By Jason Bier, General Counsel & Chief Privacy Officer, Adstra
Most data teams treat privacy regulation like a fire alarm. React when it goes off, reset when it stops, go back to what you were doing. That model made sense when there was one law to track. There are now 20 state-level privacy statutes in force, with no federal framework to unify them, with eight taking effect in 2025 alone.
The annual cost for navigating the U.S. state privacy patchwork runs to an estimated $239 billion, with a projected 10-year total exceeding $1 trillion. But that number understates the actual damage. What doesn’t show up in any budget is the opportunity cost: campaigns that don’t get built because legal review takes too long, audience segments abandoned because data provenance is unclear, measurement infrastructure that stays broken because no one wants to touch the consent architecture. Companies are paying a compliance tax and an opportunity cost at the same time, and treating both as unavoidable. They aren’t.
The Patchwork Keeps Getting More Expensive
Eight new state privacy laws took effect in 2025 alone, each with its own definitions, thresholds, and carve-outs that don’t map cleanly to each other. For a platform operating across multiple states, that’s not a legal problem sitting in someone else’s lane. It lands directly on engineering, data architecture, and the product roadmap.
Every new law means a new legal review, new data mapping, new vendor negotiations, and new engineering tickets. Multiply that by 20-plus jurisdictions, still growing, and you have a machine that consumes resources without producing anything. The companies still running a react-and-patch model are going to feel that acutely and the ones that don’t feel it yet are just earlier in the cycle.
The Architecture Is the Argument
Privacy by design gets thrown around enough that it’s started to lose meaning. But it’s still a very important principle. In practice, it means two things: data minimization and purpose limitation.
Data minimization means collecting only what a defined processing purpose requires. If a match graph needs an email hash and a device ID, the architecture shouldn’t be ingesting behavioral event logs that nothing downstream consumes. Every data element without a clear processing purpose is a liability — legally, operationally, and from a consent standpoint.
Purpose limitation means data collected for one use doesn’t get repurposed without a fresh legal basis. This is where platforms most commonly run into trouble.

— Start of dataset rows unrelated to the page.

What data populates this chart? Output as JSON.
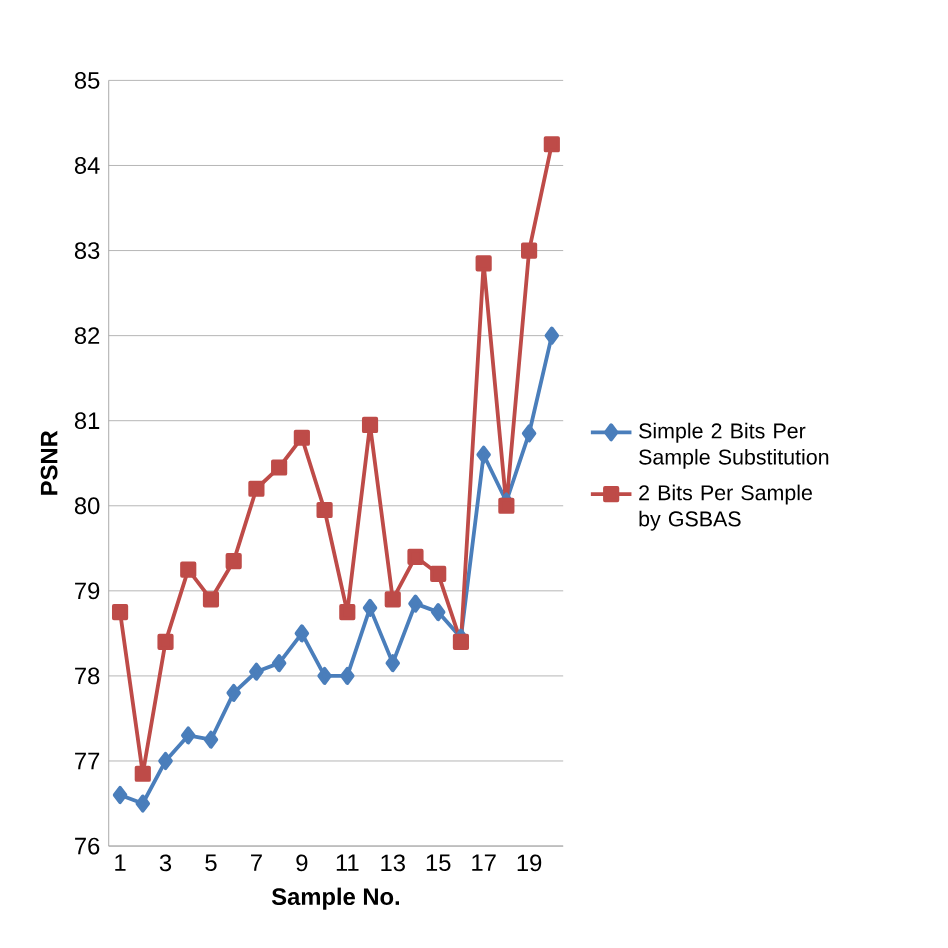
{
  "chart_data": {
    "type": "line",
    "xlabel": "Sample No.",
    "ylabel": "PSNR",
    "categories": [
      "1",
      null,
      "3",
      null,
      "5",
      null,
      "7",
      null,
      "9",
      null,
      "11",
      null,
      "13",
      null,
      "15",
      null,
      "17",
      null,
      "19",
      null
    ],
    "series": [
      {
        "name": "Simple 2 Bits Per Sample Substitution",
        "color": "#4a7ebb",
        "marker": "diamond",
        "values": [
          76.6,
          76.5,
          77.0,
          77.3,
          77.25,
          77.8,
          78.05,
          78.15,
          78.5,
          78.0,
          78.0,
          78.8,
          78.15,
          78.85,
          78.75,
          78.45,
          80.6,
          80.05,
          80.85,
          82.0
        ]
      },
      {
        "name": "2 Bits Per Sample by GSBAS",
        "color": "#be4b48",
        "marker": "square",
        "values": [
          78.75,
          76.85,
          78.4,
          79.25,
          78.9,
          79.35,
          80.2,
          80.45,
          80.8,
          79.95,
          78.75,
          80.95,
          78.9,
          79.4,
          79.2,
          78.4,
          82.85,
          80.0,
          83.0,
          84.25
        ]
      }
    ],
    "ylim": [
      76,
      85
    ],
    "yticks": [
      76,
      77,
      78,
      79,
      80,
      81,
      82,
      83,
      84,
      85
    ],
    "grid": "y",
    "legend": "right"
  }
}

A user consents to personalization. That data flows into a lookalike model. That model output gets licensed to a third party. At each step, the original consent basis stretches further from the actual use until it breaks. The AI systems now embedded in identity resolution and audience modeling workflows face the same constraints, regardless of whether the underlying statute explicitly names AI.
Building these principles into the architecture from the start allows the compliance calculus to change. When minimization and purpose limitation are structural, you don’t need a legal review every time a new law passes. The architecture already answers the question.
The Trade-Off Was Always Fiction
The idea that privacy and performance are in tension has persisted because compliance was structured as a constraint function. Legal tells the data team what it can’t do. The data team works around it. That structure produces the trade-off framing as a natural output.
Flip the architecture and the framing goes with it. Consent documented properly at the point of data ingestion becomes a reusable asset across the pipeline. Data minimization enforced at the pipeline level produces cleaner data and a more defensible position in any regulatory context. Purpose limitation built into the data model means audience segments carry their provenance with them, which speeds up licensing and activation.
A federal privacy law would help. One coherent national framework would replace 20-plus conflicting state regulations and remove the compliance arbitrage that currently punishes smaller operators more than large ones. The industry has been circling that outcome for years without landing it.
Until it passes, every new state statute is a stress test. Enforcement is coordinating across jurisdictions. Attorneys general are sharing resources and comparing notes. The cost of the reactive model isn’t fixed — it scales with every new law that hits the books.
The brands still treating privacy and performance as a trade-off aren’t just leaving money on the table. They’re leaving themselves exposed — to enforcement, to reputational risk, and to a compliance model that gets more expensive every time a new attorney general decides to make adtech a priority.